Tuesday, January 10, 2023

Bad News/Better News Part One

Every medical adventure has a story. Some are full of disappointments and sadness. Some are joyful and inspiring. Some are all of it. The following is the saga of several of my recent visits. Be prepared to be in awe of how God works.

After undergoing my first surgery, I faced the second one with a tiny bit of confidence. Confidence in my excellent surgeon, the medical staff, the very hospital. I was at peace and ready to get on with it. 
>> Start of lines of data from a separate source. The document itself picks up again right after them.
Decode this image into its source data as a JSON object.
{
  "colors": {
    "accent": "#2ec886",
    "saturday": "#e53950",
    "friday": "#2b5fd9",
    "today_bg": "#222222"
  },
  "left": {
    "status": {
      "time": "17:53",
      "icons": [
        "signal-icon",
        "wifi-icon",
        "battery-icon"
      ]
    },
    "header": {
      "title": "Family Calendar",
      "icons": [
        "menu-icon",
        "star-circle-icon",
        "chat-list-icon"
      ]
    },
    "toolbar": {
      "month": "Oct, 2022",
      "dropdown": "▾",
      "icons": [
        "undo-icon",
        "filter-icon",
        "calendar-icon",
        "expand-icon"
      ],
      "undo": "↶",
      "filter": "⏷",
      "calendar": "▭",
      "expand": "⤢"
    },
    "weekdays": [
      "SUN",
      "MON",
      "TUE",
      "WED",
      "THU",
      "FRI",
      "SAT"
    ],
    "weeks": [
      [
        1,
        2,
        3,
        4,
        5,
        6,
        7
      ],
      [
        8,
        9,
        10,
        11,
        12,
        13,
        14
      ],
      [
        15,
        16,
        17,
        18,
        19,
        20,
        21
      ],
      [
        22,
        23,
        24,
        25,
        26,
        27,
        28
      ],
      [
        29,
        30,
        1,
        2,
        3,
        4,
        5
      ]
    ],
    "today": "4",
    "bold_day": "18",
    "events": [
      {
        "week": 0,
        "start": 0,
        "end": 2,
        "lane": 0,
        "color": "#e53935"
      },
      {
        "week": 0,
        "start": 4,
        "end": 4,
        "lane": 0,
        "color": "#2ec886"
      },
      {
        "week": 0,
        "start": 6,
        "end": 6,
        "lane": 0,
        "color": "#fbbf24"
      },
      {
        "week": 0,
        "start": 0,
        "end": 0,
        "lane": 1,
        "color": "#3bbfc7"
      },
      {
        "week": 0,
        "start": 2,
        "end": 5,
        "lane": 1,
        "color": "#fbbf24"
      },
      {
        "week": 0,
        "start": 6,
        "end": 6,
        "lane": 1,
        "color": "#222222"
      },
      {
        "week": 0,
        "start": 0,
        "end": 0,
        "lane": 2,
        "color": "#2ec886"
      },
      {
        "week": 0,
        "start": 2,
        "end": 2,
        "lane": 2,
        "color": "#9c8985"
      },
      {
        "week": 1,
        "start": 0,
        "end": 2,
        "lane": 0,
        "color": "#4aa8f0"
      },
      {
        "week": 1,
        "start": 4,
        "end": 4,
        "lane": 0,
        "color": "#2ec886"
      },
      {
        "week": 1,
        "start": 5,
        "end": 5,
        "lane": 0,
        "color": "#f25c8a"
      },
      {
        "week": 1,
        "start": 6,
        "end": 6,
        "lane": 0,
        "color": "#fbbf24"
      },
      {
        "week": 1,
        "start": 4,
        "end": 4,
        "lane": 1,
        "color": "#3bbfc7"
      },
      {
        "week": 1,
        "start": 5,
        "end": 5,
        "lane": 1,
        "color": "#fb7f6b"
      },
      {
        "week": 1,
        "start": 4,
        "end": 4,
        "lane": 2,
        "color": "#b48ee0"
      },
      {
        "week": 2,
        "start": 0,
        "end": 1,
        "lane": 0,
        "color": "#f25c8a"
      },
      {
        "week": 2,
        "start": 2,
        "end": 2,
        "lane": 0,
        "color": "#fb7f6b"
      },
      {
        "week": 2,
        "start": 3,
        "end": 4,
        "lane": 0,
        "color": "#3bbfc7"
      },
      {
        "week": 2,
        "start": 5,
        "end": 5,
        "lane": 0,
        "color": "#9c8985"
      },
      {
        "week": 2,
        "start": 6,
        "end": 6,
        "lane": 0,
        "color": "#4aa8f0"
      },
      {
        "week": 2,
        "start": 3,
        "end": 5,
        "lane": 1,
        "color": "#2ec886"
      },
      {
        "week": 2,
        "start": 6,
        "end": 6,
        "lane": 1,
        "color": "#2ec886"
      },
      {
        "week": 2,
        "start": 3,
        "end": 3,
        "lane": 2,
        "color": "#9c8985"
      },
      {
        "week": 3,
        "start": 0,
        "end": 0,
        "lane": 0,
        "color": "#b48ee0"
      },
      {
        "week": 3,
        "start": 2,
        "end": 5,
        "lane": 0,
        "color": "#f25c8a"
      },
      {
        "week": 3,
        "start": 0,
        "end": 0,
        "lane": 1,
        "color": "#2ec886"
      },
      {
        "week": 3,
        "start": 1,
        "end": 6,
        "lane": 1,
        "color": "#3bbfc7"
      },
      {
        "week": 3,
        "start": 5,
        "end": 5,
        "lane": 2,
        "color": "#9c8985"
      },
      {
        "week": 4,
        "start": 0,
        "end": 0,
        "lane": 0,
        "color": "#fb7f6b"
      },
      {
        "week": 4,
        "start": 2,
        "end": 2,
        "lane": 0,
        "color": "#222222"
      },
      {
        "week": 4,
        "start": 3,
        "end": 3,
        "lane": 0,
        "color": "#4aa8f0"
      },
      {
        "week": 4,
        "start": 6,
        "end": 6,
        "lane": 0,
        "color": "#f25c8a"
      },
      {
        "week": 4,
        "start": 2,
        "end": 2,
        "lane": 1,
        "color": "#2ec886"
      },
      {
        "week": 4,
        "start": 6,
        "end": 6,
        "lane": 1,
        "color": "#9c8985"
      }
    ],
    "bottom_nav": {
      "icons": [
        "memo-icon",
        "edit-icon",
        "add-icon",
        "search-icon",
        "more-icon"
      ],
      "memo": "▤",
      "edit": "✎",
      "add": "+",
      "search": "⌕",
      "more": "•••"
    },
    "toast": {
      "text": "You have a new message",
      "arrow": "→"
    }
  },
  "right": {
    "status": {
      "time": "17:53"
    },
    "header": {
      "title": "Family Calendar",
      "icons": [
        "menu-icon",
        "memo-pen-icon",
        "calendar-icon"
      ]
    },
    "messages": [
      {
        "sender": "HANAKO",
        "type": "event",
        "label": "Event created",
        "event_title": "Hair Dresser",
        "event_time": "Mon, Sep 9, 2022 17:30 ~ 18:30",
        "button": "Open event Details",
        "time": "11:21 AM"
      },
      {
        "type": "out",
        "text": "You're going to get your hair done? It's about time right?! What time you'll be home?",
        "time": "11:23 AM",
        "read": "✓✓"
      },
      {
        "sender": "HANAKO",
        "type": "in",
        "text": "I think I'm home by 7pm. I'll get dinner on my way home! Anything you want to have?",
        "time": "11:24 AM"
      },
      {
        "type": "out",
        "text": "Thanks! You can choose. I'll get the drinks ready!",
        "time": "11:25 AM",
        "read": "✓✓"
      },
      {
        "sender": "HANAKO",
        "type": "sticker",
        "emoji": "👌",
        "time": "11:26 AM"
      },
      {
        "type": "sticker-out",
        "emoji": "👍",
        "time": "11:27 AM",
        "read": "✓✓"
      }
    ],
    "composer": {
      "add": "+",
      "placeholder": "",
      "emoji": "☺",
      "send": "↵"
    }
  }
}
Then he came into the room.

You know when the danger music in a movie begins, you begin to tense and maybe squint a bit, because you know it's going to get bumpy. You gird yourself and look around to see if everyone else is feeling the same way. The anesthesiologist assigned to my surgery, walked into the room tentavively and awkward, like a kindegartener on his first day. He held himself oddly. His eyes were wide and empty. He stayed away from me but then came to my side to hear better. I smiled and nodded, hoping to reassure him, since he appeared more nervous than I was. It was then I noticed his eyes rolling back and flutter. He seemed unable to comprehend what I was saying and kept referring to Pat as my interpreter. He patternly scribbled something on a scrap of paper, then returned it to his pocket. Again and again. Panic flooded my pre surgery nerves. Knowing that my mind catches all things in a room, I searched Pat's face for an assurance that I was overreacting. There was no affirmation there! He looked as unsettled as my mind felt. As the doctor turned to leave, my anxiety hit a new level, even for me with years of practice. There was only twenty minutes before they would be taking me to surgery. I knew if I reported it to an already bustling surgery center, everything would go to chaos. I was prepped and meds were ready to be administered. My sensitivity versus medical staff. My hunches versus screwing up a schedule. I asked one nurse if she knew much about the doctor but she was not familiar with him. There are a zillion docs in a large city medical facility. Pat and I looked at each other with so much doubt in our minds. At that exact moment, Old Neighbor Friend, in a different time zone, sent this text:

                  'As Joe and I were praying just now, a thought came to me to text you these words:

                    Fear not for I am with you. ( Isaiah 41:10) I will never leave you nor forsake you.' (numerous places in the bible)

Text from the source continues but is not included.